For the past few years, there have been numerous studies conducted showing that insomnia not only is a problem to a person’s sleeping patterns but also to their mental well-being. Mental disorders can be caused by insomnia, a new study revealed.
When we sleep our brain is resting and basically taking a mini-vacation to recover from everything that has happened or occurred during the day. It helps your body recover and repair. When you don’t sleep, your brain cannot do those things and this causes problems to your overall psychological health.
The recent study, published in the journal The Lancet Psychiatry, included more than 3,700 third level students (with an average age of 24) at 26 UK-based universities who had insomnia. In the study, Daniel Freeman, wanted to prove that if insomnia could be treatable, can hallucinations and paranoia be prevented to some degree or even fully?
The study was a single-blind, controlled study, meaning that the researchers knew which medications were given but the students receiving them did not.
Students were split into two groups: one group was randomly assigned to receive an online course of six 20-minute sessions of CBT for treating insomnia and the second group received no treatment. Their progress was checked every few weeks for improvements in their insomnia, hallucinations and paranoia.
The study found that participants receiving CBT treatment sessions for just 10 weeks showed a significant improvement in both sleep and mental health with no adverse effects.
While the majority of the subjects did not have clinically diagnosed mental health disorders, researchers say they believe the main trigger for hallucinations and paranoia could be from a lack of sleep, insomnia. So when CBT therapy sessions were introduced and the students began to sleep better, paranoia and hallucinations were also greatly reduced.
Freeman quotes “Having insomnia doubles your chances of developing depression and we now know that if you treat the insomnia it reduces depression”.
This study is the largest psychological study done for insomnia and mental related problems. The findings have proven that mental disorders are as a result of insomnia and it is important that sleep is maintained and not interrupted. Interrupted sleep patterns can wreak havoc on the brain causing severe psychological problems.
The results of this pioneering study are encouraging suggesting that if sleep plays an important role in mental health then doctors should indeed consider it a priority to improve a patient’s sleep, the authors wrote.
By treating insomnia doctors can help with mental illness. Freeman wrote, “For too long, insomnia has been trivialized as merely a symptom” of other mental health conditions, and has been thought of as a problem to be tackled.

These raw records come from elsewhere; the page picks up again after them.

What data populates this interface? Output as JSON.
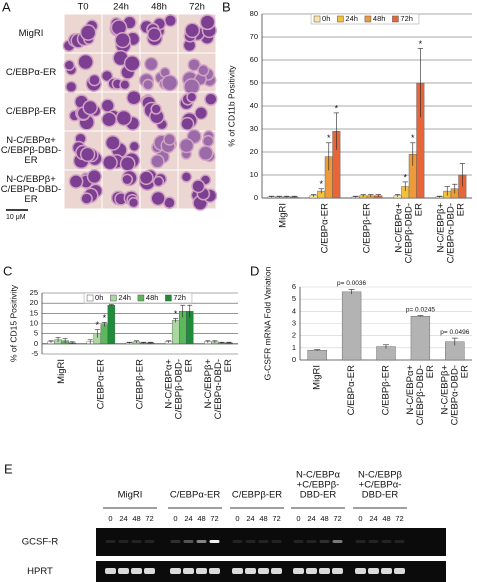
{
  "panel_a": {
    "label": "A",
    "columns": [
      "T0",
      "24h",
      "48h",
      "72h"
    ],
    "rows": [
      [
        "MigRI"
      ],
      [
        "C/EBPα-ER"
      ],
      [
        "C/EBPβ-ER"
      ],
      [
        "N-C/EBPα+",
        "C/EBPβ-DBD-",
        "ER"
      ],
      [
        "N-C/EBPβ+",
        "C/EBPα-DBD-",
        "ER"
      ]
    ],
    "scale": "10 μM"
  },
  "chart_data": [
    {
      "type": "bar",
      "label": "B",
      "y_label": "% of CD11b Positivity",
      "categories": [
        [
          "MigRI"
        ],
        [
          "C/EBPα-ER"
        ],
        [
          "C/EBPβ-ER"
        ],
        [
          "N-C/EBPα+",
          "C/EBPβ-DBD-",
          "ER"
        ],
        [
          "N-C/EBPβ+",
          "C/EBPα-DBD-",
          "ER"
        ]
      ],
      "series": [
        {
          "name": "0h",
          "color": "#fbe7a6",
          "values": [
            0.5,
            1,
            0.5,
            1,
            0.5
          ],
          "errors": [
            0.3,
            0.5,
            0.3,
            0.5,
            0.3
          ]
        },
        {
          "name": "24h",
          "color": "#f3c03f",
          "values": [
            0.5,
            3,
            1,
            5,
            3
          ],
          "errors": [
            0.3,
            1,
            0.5,
            2,
            2
          ]
        },
        {
          "name": "48h",
          "color": "#ee9a3a",
          "values": [
            0.5,
            18,
            1,
            19,
            4
          ],
          "errors": [
            0.3,
            6,
            0.5,
            5,
            2
          ]
        },
        {
          "name": "72h",
          "color": "#e8653a",
          "values": [
            0.5,
            29,
            1,
            50,
            10
          ],
          "errors": [
            0.3,
            8,
            0.5,
            15,
            5
          ]
        }
      ],
      "ylim": [
        0,
        80
      ],
      "yticks": [
        0,
        10,
        20,
        30,
        40,
        50,
        60,
        70,
        80
      ],
      "grid": true,
      "legend": "top",
      "annotations": [
        {
          "text": "*",
          "category": 1,
          "series": 1
        },
        {
          "text": "*",
          "category": 1,
          "series": 2
        },
        {
          "text": "*",
          "category": 1,
          "series": 3
        },
        {
          "text": "*",
          "category": 3,
          "series": 1
        },
        {
          "text": "*",
          "category": 3,
          "series": 2
        },
        {
          "text": "*",
          "category": 3,
          "series": 3
        }
      ]
    },
    {
      "type": "bar",
      "label": "C",
      "y_label": "% of CD15 Positivity",
      "categories": [
        [
          "MigRI"
        ],
        [
          "C/EBPα-ER"
        ],
        [
          "C/EBPβ-ER"
        ],
        [
          "N-C/EBPα+",
          "C/EBPβ-DBD-",
          "ER"
        ],
        [
          "N-C/EBPβ+",
          "C/EBPα-DBD-",
          "ER"
        ]
      ],
      "series": [
        {
          "name": "0h",
          "color": "#ffffff",
          "values": [
            1,
            1,
            0.5,
            1,
            1
          ],
          "errors": [
            0.5,
            1,
            0.3,
            0.5,
            0.5
          ]
        },
        {
          "name": "24h",
          "color": "#a9d9a0",
          "values": [
            2,
            5,
            1,
            11.5,
            1
          ],
          "errors": [
            1,
            2,
            0.5,
            1,
            0.5
          ]
        },
        {
          "name": "48h",
          "color": "#5db85c",
          "values": [
            1.5,
            9.5,
            0.5,
            16,
            0.5
          ],
          "errors": [
            1,
            1,
            0.3,
            3,
            0.3
          ]
        },
        {
          "name": "72h",
          "color": "#1f8b3b",
          "values": [
            0.5,
            19,
            0.5,
            16,
            0.5
          ],
          "errors": [
            0.5,
            0.3,
            0.3,
            3,
            0.3
          ]
        }
      ],
      "ylim": [
        -5,
        25
      ],
      "yticks": [
        -5,
        0,
        5,
        10,
        15,
        20,
        25
      ],
      "grid": true,
      "legend": "top",
      "annotations": [
        {
          "text": "*",
          "category": 1,
          "series": 1
        },
        {
          "text": "*",
          "category": 1,
          "series": 2
        },
        {
          "text": "*",
          "category": 1,
          "series": 3
        },
        {
          "text": "*",
          "category": 3,
          "series": 1
        },
        {
          "text": "*",
          "category": 3,
          "series": 2
        },
        {
          "text": "*",
          "category": 3,
          "series": 3
        }
      ]
    },
    {
      "type": "bar",
      "label": "D",
      "y_label": "G-CSFR mRNA Fold Variation",
      "categories": [
        [
          "MigRI"
        ],
        [
          "C/EBPα-ER"
        ],
        [
          "C/EBPβ-ER"
        ],
        [
          "N-C/EBPα+",
          "C/EBPβ-DBD-",
          "ER"
        ],
        [
          "N-C/EBPβ+",
          "C/EBPα-DBD-",
          "ER"
        ]
      ],
      "values": [
        0.8,
        5.6,
        1.1,
        3.6,
        1.5
      ],
      "errors": [
        0.05,
        0.2,
        0.15,
        0.05,
        0.3
      ],
      "color": "#b3b3b3",
      "ylim": [
        0,
        6
      ],
      "yticks": [
        0,
        1,
        2,
        3,
        4,
        5,
        6
      ],
      "grid": true,
      "annotations": [
        {
          "text": "p= 0.0036",
          "category": 1
        },
        {
          "text": "p= 0.0245",
          "category": 3
        },
        {
          "text": "p= 0.0496",
          "category": 4
        }
      ]
    }
  ],
  "panel_e": {
    "label": "E",
    "groups": [
      [
        "MigRI"
      ],
      [
        "C/EBPα-ER"
      ],
      [
        "C/EBPβ-ER"
      ],
      [
        "N-C/EBPα",
        "+C/EBPβ-",
        "DBD-ER"
      ],
      [
        "N-C/EBPβ",
        "+C/EBPα-",
        "DBD-ER"
      ]
    ],
    "lanes": [
      "0",
      "24",
      "48",
      "72"
    ],
    "rows": [
      "GCSF-R",
      "HPRT"
    ]
  }
}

But “for many people, insomnia can be part of the complex package of causes of mental health difficulties,” he said.
Researchers from the Sleep and Pain Lab in the Department of Psychology from the University of Warwick (not involved in this study) have also demonstrated that conditions like fibromyalgia, back pain and even arthritis are directly linked with negative thoughts about insomnia, and this too can be effectively managed by (CBT).
While this is breakthrough research and very encouraging indeed, more research is to be undertaken to see how long the effects of CBT last, the team said.